Bald schon wurden aus den Felsfragmenten meterhohe Wälle, die wir hinabklettern mussten. „Klettern“ trifft es tatsächlich, denn die bis zu 5 Meter hohen Felswände im Canyon konnte man tatsächlich nur mit Händen und Füßen, auf dem Hosenboden rutschend, sich gegenseitig helfend, mit Fingerkuppen in Felsspalten krallend und teils im freien Sprung bewältigen. Ich wusste manchmal nicht, ob ich weinen oder lachen sollte… Dazu kam: Es gab kein Zurück! Keinesfalls wäre wir die Felsbrocken wieder rückwärts hinaufgekommen… Trotzdem hatte ich riesigen Spaß! Es war seltsam befreiend, den Körper an seine Grenzen zu bringen und dabei den Kopf von allen überflüssigen Gedanken zu leeren. Und diese Kulisse im Canyon tat ihr Übriges: Köcherbäume an den Felswänden, Agaven und uralte wilde Olivenbäume, die dem Trail seinen Namen gaben. Hoch über uns ein blauester Himmel, Stille und Demut vor dieser unberührten Natur…
Sehr befreiend, den Körper an seine Grenzen zu bringen und den Kopf frei zu machen
Die Tour wurde mit etwa 4-5 Stunden angegeben. Nach etwa 3/4 der Route erreichten wir – nachdem wir nun schon fast routiniert die meterhohen Felsversätze überwanden – die berühmten Ketten über dem giftgrün schillernden Naturpool tief unten. Weder Wasserstand noch Beschaffenheit ließen Trinken oder Baden zu – auch wenn das immer mal wieder beschrieben wurde (vielleicht zur Regenzeit?). An den Ketten trafen wir auf die geführte Wandergruppe, die etwa 1 Stunde vor uns den Trail begonnen hatten. Wir hatten das Fahrzeug am Parkplatz gesehen und die Eintragung in der Anmeldeliste. Die Gruppe hatte einen Guide dabei und war gerade damit beschäftigt, einzelne Wanderteilnehmer am mitgebrachten Sicherungsseil an der Felswand entlang zu lotsen. Zu unserem Glück hingen sie an der linken Seite und damit war die rechte Kette frei, die wir ja laut Empfehlung der Rezeption nehmen sollten.
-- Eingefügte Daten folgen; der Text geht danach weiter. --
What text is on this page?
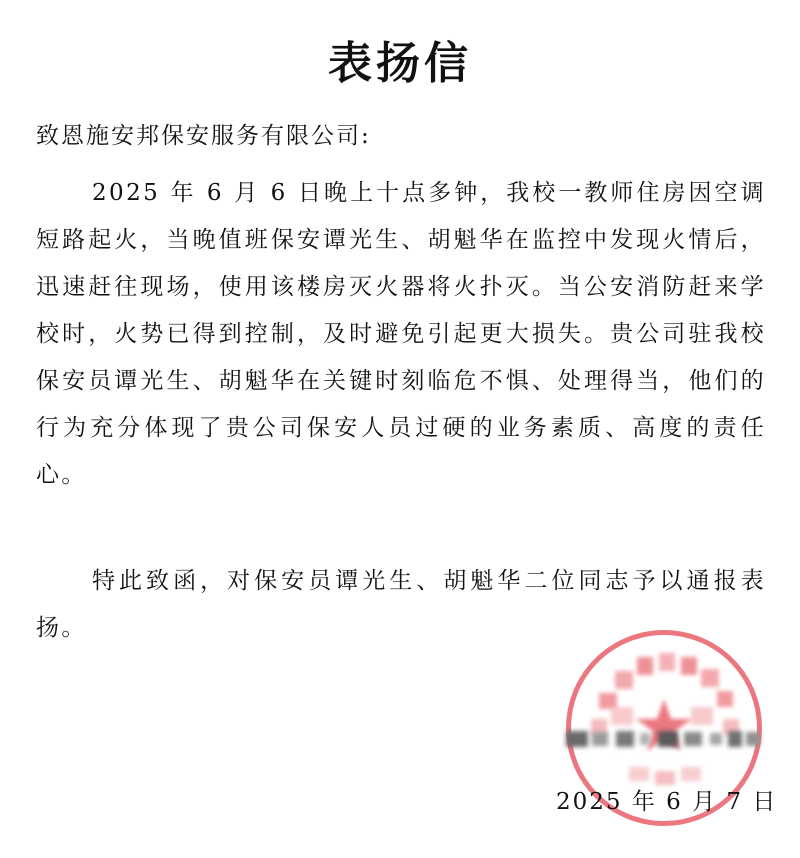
表扬信
致恩施安邦保安服务有限公司:
2025 年 6 月 6 日晚上十点多钟，我校一教师住房因空调短路起火，当晚值班保安谭光生、胡魁华在监控中发现火情后，迅速赶往现场，使用该楼房灭火器将火扑灭。当公安消防赶来学校时，火势已得到控制，及时避免引起更大损失。贵公司驻我校保安员谭光生、胡魁华在关键时刻临危不惧、处理得当，他们的行为充分体现了贵公司保安人员过硬的业务素质、高度的责任心。
特此致函，对保安员谭光生、胡魁华二位同志予以通报表扬。
2025 年 6 月 7 日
Bis zur Wasserkante unter uns waren es etwa 5-6 Meter, die Kette war ca. 6 Meter lang. Ohne langes Zögern tastete sich zunächst Stefan an der Wand entlang, bis er das erste Kettensegment greifen konnte. Problematisch war hier tatsächlich der Weg bis hin zur Kette – der Felsvorsprung, auf dem man sich entlangbewegen konnte, war nur wenige Zentimeter breit. Hat man die Kette erstmal erreicht, gab es nur eine Möglichkeit – Augen zu und durch… bzw. Hände zu, mit dem Oberkörper nach hinten fallen lassen und mit den Füße an der Wand abstützen – immer seitwärts….
Immer an der Wand lang…
Nachdem Stefan sicher das andere Ende erreicht hatte, musste ich nun doch ziemlich schlucken, denn es kostet schon Überwindung, sich auf ein paar Zentimetern an der Steilwand entlangzutasten und sich dann – voller Vertrauen in die Materialtragfähigkeit – in die Ketten zu hängen. Aber Zeit zum Nachdenken blieb nicht (sollte man sich besser auch nicht nehmen!) – und schwupps, war auch ich drüben. Stolz breitete sich aus, und wir genossen das Gefühl, auch diese Engstelle gemeistert zu haben. So schwer war das jetzt nicht – da waren so manche Punkte im Canyon schwieriger zu bewältigen.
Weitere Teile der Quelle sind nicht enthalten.